Bangladeshi Islamists Develop Networks in US

Bangladeshi Islamists Develop Networks in US
Pakistani students shout slogans protesting the death sentence of Bangladeshi Jamaat-e-Islami leader Maulana Matiur Rahman Nizami in Lahore, Pakistan, on March 19, 2016. (ARIF ALI/AFP/Getty Images)
12/17/2018
Updated:
12/18/2018

WASHINGTON—In recent years, Bangladesh has become an economic success story in South Asia, but its future may be threatened by the rise of radical groups and political parties, particularly Jamaat-e-Islami, as national elections approach on Dec. 30. The growing prominence of these radical groups is of concern for the United States, which finds an assortment of organizations with ties to Bangladeshi radicals.

These were the concerns discussed at the Hudson Institute in Washington on Dec. 13 by a panel of policy experts and Congressman Jim Banks (R-Ind.).

Banks opened the event describing a “booming, democratic country” whose population has an “overwhelmingly positive view” of the United States, citing a Pew survey attributing 76 percent of its population with this view.

However, the political threat represented by Jamaat-e-Islami led him to introduce a resolution in the House of Representatives on Nov. 20 directing USAID and the State Department to “refrain from any partnerships or funding arrangements from any organization affiliated with radical Islamic groups in Bangladesh.”

Representative Jim Banks. (office of Jim Banks)
Representative Jim Banks. (office of Jim Banks)

Seth Oldmixon, the founder of Liberty South Asia and an expert in the region, explained the history of Jamaat-e-Islami in Bangladesh as an Islamist group that had been co-opted by the Bangladesh Nationalist Party (BNP) in order to broaden its popular appeal. Unfortunately, while being politically expedient to the BNP, its radical theocratic philosophy actually undermines democracy and pluralism in Bangladesh, he argued.

But Jamaat-e-Islami is by no means limited to Bangladesh. Founded in India, there are groups related to Jamaat-e-Islami in Pakistan, Kashmir, Britain, and Afghanistan.

Oldmixon quoted Jamaat-e-Islami’s founder, Abul Ala Maududi, as saying: “The truth is ... Islam is a revolutionary ideology and program which seeks to alter the social order of the whole world ... Islam wishes to destroy all states and governments anywhere ... which are opposed to the ideology and program of Islam regardless of the country or the nation which rules it.” This captured Maududi and Jamaat-e-Islami’s founding objectives, he said, and has provided the basis for its supremacist Islamic agenda since.

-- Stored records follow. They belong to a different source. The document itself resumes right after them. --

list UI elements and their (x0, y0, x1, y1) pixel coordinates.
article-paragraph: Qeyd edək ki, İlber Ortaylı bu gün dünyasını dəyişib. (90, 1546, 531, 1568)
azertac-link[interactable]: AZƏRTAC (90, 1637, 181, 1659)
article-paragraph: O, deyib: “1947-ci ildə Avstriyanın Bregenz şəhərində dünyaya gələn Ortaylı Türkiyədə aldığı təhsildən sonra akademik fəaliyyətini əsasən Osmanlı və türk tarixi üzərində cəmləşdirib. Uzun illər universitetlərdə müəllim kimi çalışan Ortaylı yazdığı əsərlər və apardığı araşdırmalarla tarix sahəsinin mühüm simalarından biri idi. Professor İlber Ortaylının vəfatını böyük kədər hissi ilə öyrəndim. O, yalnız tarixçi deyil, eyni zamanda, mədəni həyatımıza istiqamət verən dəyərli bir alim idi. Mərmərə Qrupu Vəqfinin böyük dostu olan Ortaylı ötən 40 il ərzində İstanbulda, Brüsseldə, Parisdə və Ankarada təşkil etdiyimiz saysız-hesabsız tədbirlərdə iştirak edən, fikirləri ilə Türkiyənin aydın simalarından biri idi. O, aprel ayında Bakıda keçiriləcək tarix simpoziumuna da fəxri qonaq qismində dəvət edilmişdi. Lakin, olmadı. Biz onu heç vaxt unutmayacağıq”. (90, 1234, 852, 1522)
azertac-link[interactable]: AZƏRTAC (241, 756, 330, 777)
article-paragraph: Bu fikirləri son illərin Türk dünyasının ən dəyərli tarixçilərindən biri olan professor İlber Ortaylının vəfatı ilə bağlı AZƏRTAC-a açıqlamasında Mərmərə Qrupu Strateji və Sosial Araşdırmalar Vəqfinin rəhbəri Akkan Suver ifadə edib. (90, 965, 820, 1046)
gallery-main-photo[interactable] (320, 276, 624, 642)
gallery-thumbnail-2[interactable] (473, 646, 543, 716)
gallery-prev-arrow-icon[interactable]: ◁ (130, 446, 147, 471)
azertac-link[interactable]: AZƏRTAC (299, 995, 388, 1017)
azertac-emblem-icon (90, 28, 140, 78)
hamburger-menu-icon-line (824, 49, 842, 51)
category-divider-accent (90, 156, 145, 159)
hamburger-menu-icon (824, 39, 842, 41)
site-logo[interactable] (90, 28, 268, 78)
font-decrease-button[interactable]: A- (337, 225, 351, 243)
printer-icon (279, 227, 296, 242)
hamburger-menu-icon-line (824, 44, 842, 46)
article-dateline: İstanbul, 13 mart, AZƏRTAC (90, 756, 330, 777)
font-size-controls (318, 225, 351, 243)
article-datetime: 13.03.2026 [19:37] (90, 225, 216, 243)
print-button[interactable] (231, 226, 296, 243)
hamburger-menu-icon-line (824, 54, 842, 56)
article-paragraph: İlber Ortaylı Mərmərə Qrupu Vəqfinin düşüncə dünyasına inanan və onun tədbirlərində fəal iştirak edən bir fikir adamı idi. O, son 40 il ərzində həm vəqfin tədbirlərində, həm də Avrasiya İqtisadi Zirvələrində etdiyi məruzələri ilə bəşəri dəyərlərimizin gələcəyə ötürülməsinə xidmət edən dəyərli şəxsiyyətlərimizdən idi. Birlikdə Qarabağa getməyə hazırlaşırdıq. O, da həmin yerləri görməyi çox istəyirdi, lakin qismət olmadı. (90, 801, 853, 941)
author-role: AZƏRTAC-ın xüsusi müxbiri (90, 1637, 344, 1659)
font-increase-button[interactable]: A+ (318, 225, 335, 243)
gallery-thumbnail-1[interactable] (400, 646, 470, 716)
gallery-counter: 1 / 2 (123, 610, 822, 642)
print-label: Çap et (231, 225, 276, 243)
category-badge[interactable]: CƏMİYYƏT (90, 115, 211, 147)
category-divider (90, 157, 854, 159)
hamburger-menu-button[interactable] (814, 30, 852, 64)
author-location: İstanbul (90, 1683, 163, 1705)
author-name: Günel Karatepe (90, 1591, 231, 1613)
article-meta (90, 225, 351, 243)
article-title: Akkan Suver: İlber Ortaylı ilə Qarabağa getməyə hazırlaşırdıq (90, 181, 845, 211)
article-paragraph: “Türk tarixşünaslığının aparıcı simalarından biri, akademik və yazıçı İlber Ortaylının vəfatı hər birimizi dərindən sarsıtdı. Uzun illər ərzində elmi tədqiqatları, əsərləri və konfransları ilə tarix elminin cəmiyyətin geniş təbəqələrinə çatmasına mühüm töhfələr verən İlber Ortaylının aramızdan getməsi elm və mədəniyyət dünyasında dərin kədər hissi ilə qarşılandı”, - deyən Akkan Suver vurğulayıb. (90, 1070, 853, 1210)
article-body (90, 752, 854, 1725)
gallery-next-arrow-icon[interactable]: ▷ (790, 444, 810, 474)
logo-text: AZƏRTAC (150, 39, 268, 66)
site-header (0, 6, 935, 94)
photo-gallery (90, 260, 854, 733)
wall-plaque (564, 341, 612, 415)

Two other panelists, Sam Westrop and Abha Shankar, supported Oldmixon’s point, describing Jamaat-e-Islami’s ties to an assortment of charitable and educational groups that promote its agenda in the United States and internationally.

Westrop, the director of Islamist Watch for the Middle East Forum, compared Jamaat-e-Islami to the Muslim Brotherhood of Egypt, but whose operations in the United States and globally he found to be much less coordinated with its Central Guidance Bureau in Egypt than those of Jamaat-e-Islami with its counterparts worldwide. “There is no separation between the political activities of Jamaat[-e-Islami] internationally and the charitable activities. It is all part of one network.”

Shankar, a senior intelligence analyst for the Investigative Project on Terrorism, outlined the specific ties between Jamaat-e-Islami and two U.S. groups: the Islamic Circle of North America (ICNA) and the Muslim Umma of North America.

Calling the groups “clever at hiding their true Islamist agendas,” specifically as civil rights and advocacy groups, she said they employ “doublespeak,” rather than calling publicly for jihad (holy war), or Islamic supremacy (as called for by ICNA’s charter).

Westrop spoke in detail about a charity that emerged from ICNA, Helping Hand for Relief and Development, which he called “the overseas arm of the American Jamaat-e-Islami movement.” Saying it provides the “theological and political justification for violence” outside the United States, it is promoting the Jamaat-e-Islami alliance with the Bangladeshi Nationalist Party in the upcoming elections.

But because it does not endorse or foment violence in America, U.S. journalists and policymakers have ignored its openly declared Jamaat-e-Islami leadership, occasionally even winning “praise from the State Department.”

While Jamaat-e-Islami’s Islamist agenda poses a threat to the political and economic progress of Bangladesh, it also represents a serious shortcoming in U.S. policymaking that requires attention. Shankar summarized this concern: “Instead of government officials, law enforcement, and interfaith groups engaging with Islamists groups ... they need to reach out to mainstream Muslim voices that more accurately represent the interests of the American Muslim community.”